A recently published article, “How to Build the Virtual Cell with Artificial Intelligence: Priorities and Opportunities”, outlines a vision for the creation of an AI Virtual Cell (AIVC)1. Such a model would tremendously benefit biological research, from drug development to biological engineering, and provide insights into basic biological questions. The paper envisions an AIVC model of a complete human cell where all relationships, across all scales, are learned from data via machine learning or other inference methods (figure 1). It is a bold vision and naturally sparks a discussion about how cellular models could and should be built and used, and how we can use what is available today to help bridge the gap to tomorrow’s vision.
In this article, we’ll review this vision for an AIVC and contrast it with what we’ve built and are building to model and simulate cells across scales.
Vision and Practical Constraints of an AI Virtual Cell
The article paints an ambitious picture, comprising an all-encompassing list of features and capabilities that an AIVC should have. As the authors note, to enable such a model will require enormous quantities of data across a highly diverse range of data types and cellular contexts.
The rate at which data is currently generated is invoked as evidence that this need can be satisfied, however while we can safely assume that at some point in the future there will exist enough data to sufficiently train such a model, we have no idea when this might be, what technological challenges we will face to get there, or how we might overcome them.

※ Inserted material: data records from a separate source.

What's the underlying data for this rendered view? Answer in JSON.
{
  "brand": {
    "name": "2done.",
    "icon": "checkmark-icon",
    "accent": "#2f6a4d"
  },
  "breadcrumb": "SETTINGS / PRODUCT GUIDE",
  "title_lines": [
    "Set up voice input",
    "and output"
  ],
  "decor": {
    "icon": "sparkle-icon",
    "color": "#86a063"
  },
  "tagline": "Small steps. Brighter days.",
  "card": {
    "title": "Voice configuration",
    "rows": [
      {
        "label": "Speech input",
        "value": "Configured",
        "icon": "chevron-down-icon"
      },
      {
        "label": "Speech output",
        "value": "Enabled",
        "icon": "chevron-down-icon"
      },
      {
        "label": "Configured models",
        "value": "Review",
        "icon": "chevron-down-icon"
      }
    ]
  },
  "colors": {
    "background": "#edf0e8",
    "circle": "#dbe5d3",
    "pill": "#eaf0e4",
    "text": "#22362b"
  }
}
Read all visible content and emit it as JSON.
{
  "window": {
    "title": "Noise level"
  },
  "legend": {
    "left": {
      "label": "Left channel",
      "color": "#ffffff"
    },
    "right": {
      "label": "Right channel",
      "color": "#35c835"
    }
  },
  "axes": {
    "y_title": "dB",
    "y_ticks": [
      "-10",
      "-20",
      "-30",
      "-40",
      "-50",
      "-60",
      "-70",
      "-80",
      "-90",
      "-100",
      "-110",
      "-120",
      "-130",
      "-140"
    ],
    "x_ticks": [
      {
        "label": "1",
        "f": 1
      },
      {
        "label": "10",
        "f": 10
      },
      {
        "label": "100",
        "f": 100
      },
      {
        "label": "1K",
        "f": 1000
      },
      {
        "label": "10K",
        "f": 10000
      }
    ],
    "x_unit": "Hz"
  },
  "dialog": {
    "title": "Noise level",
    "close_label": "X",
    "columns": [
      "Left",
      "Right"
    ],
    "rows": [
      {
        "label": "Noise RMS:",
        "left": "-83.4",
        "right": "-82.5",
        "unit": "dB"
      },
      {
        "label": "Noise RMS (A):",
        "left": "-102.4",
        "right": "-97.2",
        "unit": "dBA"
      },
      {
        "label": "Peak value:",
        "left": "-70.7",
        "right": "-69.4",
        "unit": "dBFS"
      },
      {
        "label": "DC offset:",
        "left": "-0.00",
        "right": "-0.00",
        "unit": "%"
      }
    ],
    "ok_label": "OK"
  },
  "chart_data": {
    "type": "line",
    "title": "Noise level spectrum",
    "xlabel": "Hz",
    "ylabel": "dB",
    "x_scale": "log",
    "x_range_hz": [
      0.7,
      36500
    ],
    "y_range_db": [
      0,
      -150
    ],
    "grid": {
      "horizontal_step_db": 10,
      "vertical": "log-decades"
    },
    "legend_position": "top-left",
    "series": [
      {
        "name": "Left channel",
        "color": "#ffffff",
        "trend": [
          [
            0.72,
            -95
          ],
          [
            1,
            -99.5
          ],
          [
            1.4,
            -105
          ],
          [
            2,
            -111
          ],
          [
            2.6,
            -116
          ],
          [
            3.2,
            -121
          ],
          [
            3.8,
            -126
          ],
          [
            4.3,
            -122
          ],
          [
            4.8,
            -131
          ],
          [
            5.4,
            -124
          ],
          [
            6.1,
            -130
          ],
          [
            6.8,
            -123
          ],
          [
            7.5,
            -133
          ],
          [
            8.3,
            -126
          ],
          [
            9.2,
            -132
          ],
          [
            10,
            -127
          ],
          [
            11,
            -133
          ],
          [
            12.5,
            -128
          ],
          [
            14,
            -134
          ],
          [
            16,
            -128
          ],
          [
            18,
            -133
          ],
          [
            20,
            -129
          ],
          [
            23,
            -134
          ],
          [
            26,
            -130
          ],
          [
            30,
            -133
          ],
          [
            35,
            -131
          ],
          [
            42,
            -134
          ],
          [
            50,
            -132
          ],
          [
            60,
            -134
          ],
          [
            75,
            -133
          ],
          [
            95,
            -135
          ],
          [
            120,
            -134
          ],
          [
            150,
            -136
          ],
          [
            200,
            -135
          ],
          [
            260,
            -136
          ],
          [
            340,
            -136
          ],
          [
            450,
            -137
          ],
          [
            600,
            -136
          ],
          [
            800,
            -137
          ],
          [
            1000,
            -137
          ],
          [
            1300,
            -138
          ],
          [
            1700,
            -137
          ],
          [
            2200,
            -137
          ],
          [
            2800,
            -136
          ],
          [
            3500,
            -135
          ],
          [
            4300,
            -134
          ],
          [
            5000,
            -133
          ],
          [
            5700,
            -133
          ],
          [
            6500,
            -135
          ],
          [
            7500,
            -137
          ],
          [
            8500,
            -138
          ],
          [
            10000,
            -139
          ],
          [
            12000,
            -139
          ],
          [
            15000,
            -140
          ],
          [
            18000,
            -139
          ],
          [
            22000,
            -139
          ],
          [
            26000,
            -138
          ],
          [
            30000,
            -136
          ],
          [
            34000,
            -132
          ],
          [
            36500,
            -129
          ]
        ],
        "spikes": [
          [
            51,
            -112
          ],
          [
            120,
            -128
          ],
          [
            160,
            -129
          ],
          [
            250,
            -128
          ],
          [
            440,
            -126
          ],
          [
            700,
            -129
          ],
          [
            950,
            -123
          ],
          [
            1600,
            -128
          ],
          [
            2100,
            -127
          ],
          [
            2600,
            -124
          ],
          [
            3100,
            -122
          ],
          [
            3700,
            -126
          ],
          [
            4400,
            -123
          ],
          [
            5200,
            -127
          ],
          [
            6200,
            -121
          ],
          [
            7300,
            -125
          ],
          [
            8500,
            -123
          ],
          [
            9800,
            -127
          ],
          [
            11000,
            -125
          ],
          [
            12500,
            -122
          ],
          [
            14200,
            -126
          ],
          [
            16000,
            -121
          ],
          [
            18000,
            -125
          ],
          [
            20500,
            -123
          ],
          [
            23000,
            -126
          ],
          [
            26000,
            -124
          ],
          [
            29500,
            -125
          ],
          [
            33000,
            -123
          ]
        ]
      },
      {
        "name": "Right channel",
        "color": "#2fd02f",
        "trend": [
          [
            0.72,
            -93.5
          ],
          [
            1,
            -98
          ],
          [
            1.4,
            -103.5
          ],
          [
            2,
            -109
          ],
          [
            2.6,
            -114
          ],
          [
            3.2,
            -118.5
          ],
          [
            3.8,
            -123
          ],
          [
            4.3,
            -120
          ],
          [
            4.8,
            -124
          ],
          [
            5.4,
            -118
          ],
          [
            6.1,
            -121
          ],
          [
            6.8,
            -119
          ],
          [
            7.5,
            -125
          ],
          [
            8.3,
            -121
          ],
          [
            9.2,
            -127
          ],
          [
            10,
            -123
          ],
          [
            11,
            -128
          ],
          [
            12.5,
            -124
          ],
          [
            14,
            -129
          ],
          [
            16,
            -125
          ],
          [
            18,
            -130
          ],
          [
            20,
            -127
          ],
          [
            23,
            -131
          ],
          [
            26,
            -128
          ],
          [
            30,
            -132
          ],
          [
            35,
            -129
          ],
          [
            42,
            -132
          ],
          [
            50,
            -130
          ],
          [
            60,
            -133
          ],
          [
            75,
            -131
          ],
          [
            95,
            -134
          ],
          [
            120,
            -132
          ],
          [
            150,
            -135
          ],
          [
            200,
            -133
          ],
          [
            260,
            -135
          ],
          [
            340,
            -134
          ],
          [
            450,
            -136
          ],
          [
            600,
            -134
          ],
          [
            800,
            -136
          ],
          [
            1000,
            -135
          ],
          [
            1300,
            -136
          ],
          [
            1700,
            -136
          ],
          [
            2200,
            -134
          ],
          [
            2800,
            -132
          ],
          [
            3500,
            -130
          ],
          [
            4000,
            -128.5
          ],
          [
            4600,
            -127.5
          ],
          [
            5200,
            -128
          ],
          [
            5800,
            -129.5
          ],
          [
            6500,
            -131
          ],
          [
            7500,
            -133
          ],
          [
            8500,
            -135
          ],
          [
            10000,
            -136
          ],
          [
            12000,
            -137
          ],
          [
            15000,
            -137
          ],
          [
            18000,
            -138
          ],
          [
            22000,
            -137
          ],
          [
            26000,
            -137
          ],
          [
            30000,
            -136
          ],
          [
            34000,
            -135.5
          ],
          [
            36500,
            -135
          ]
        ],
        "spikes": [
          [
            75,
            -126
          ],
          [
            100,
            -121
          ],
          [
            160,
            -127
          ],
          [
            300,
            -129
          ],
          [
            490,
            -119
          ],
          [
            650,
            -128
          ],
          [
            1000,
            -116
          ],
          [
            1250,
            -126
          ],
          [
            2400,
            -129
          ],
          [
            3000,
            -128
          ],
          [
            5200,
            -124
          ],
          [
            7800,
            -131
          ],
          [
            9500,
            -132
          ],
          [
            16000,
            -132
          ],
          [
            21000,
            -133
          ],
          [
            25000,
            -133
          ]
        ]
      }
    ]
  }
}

Even with the technologies we have available today the cost of data generation can be prohibitive to scale. For example it has almost been a decade since perturb-seq was developed, yet at ~$100 per gene the cost of a single genome-wide perturb-seq experiment is estimated to currently be about $2M, per cell line2. Assuming this is performed for 1,000 cell lines, a similar scale as the DepMap dataset, then this dataset alone would cost $2B. Given this cost one practical question is how data-driven approaches like the AIVC might work in concert with the myriad other approaches developed over the last decades for modeling cellular systems.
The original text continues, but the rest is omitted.